9. En statuant ainsi, alors que la subrogation, ainsi que l'étendue des droits dans lesquels les tiers payeurs étaient subrogés, devaient être déterminées selon le droit de la Confédération helvétique dont relevaient ces institutions, la cour d'appel a violé le texte susvisé.
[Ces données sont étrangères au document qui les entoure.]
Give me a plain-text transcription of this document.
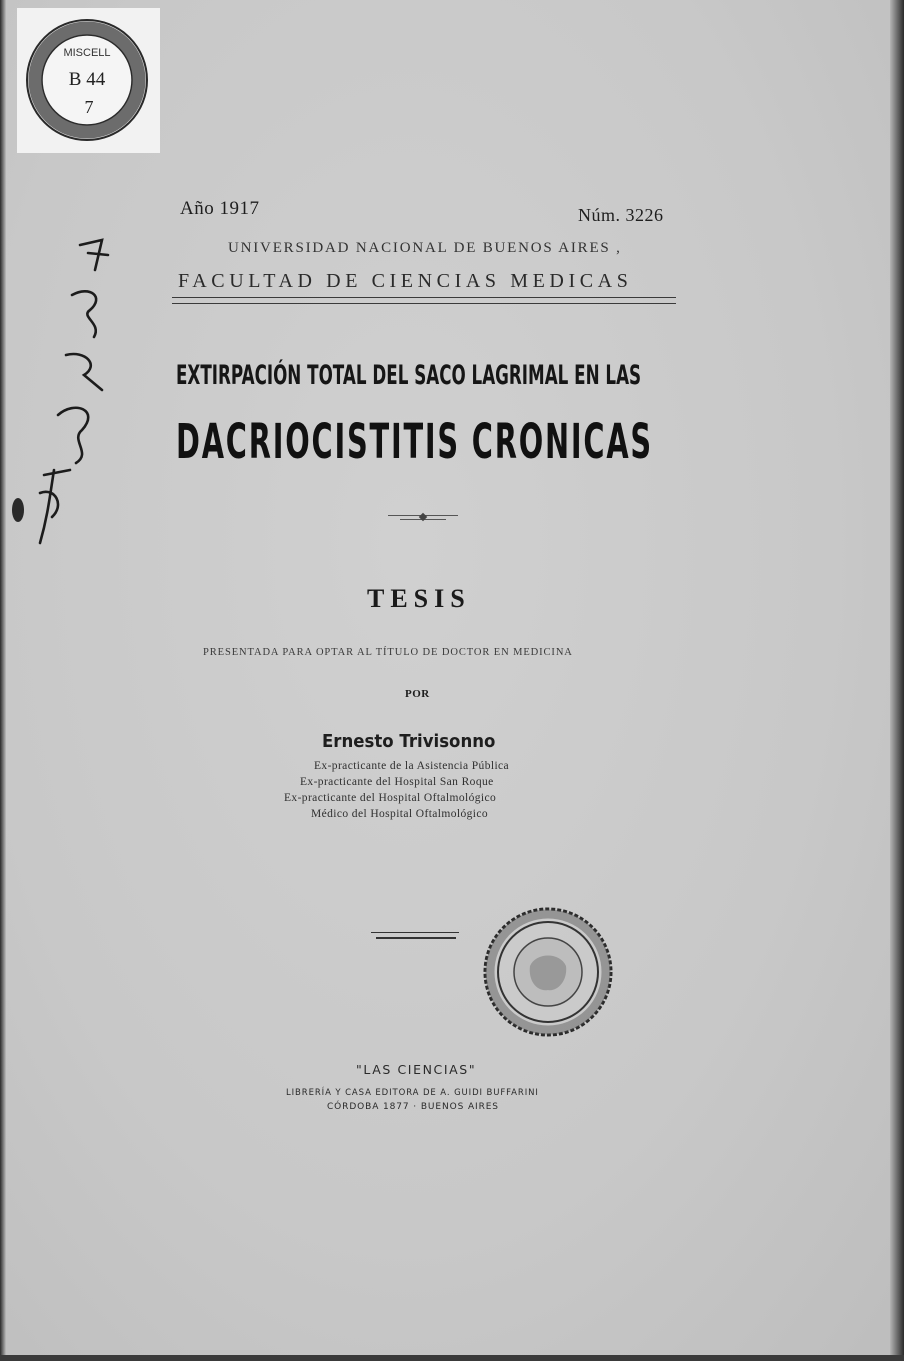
MISCELL
B 44
7
Año 1917	Núm. 3226
UNIVERSIDAD NACIONAL DE BUENOS AIRES ,
FACULTAD DE CIENCIAS MEDICAS
EXTIRPACIÓN TOTAL DEL SACO LAGRIMAL EN LAS
DACRIOCISTITIS CRONICAS
TESIS
PRESENTADA PARA OPTAR AL TÍTULO DE DOCTOR EN MEDICINA
POR
Ernesto Trivisonno
Ex-practicante de la Asistencia Pública
Ex-practicante del Hospital San Roque
Ex-practicante del Hospital Oftalmológico
Médico del Hospital Oftalmológico
"LAS CIENCIAS"
LIBRERÍA Y CASA EDITORA DE A. GUIDI BUFFARINI
CÓRDOBA 1877 · BUENOS AIRES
PAR CES MOTIFS, et sans qu'il y ait lieu de statuer sur le dernier grief du pourvoi principal, la Cour :

REJETTE le pourvoi incident ;

CASSE ET ANNULE, en toutes ses dispositions, l'arrêt rendu le 26 septembre 2023, entre les parties, par la cour d'appel de Besançon ;

Remet l'affaire et les parties dans l'état où elles se trouvaient avant cet arrêt et les renvoie devant la cour d'appel de Chambéry ;

Condamne M. [G] et la société Groupama Grand Est aux dépens ;

En application de l'article 700 du code de procédure civile, rejette la demande formée par M. [G] et la société Groupama Grand Est, ainsi que par M. [U] [K] et Mme [P] [X] épouse [K], agissant tant à titre personnel qu'en qualité de représentants légaux de leurs enfants mineurs [N] [K] et [O] [K], et condamne M. [G] et la société Groupama Grand Est à payer à la Caisse nationale suisse en cas d'accident et l'Assurance invalidité suisse la somme globale de 3 000 euros ;

Dit que sur les diligences du procureur général près la Cour de cassation, le présent arrêt sera transmis pour être transcrit en marge ou à la suite de l'arrêt cassé ;

Ainsi fait et jugé par la Cour de cassation, première chambre civile, et prononcé publiquement le cinq novembre deux mille vingt-cinq par mise à disposition de l'arrêt au greffe de la Cour, les parties ayant été préalablement avisées dans les conditions prévues au deuxième alinéa de l'article 450 du code de procédure civile.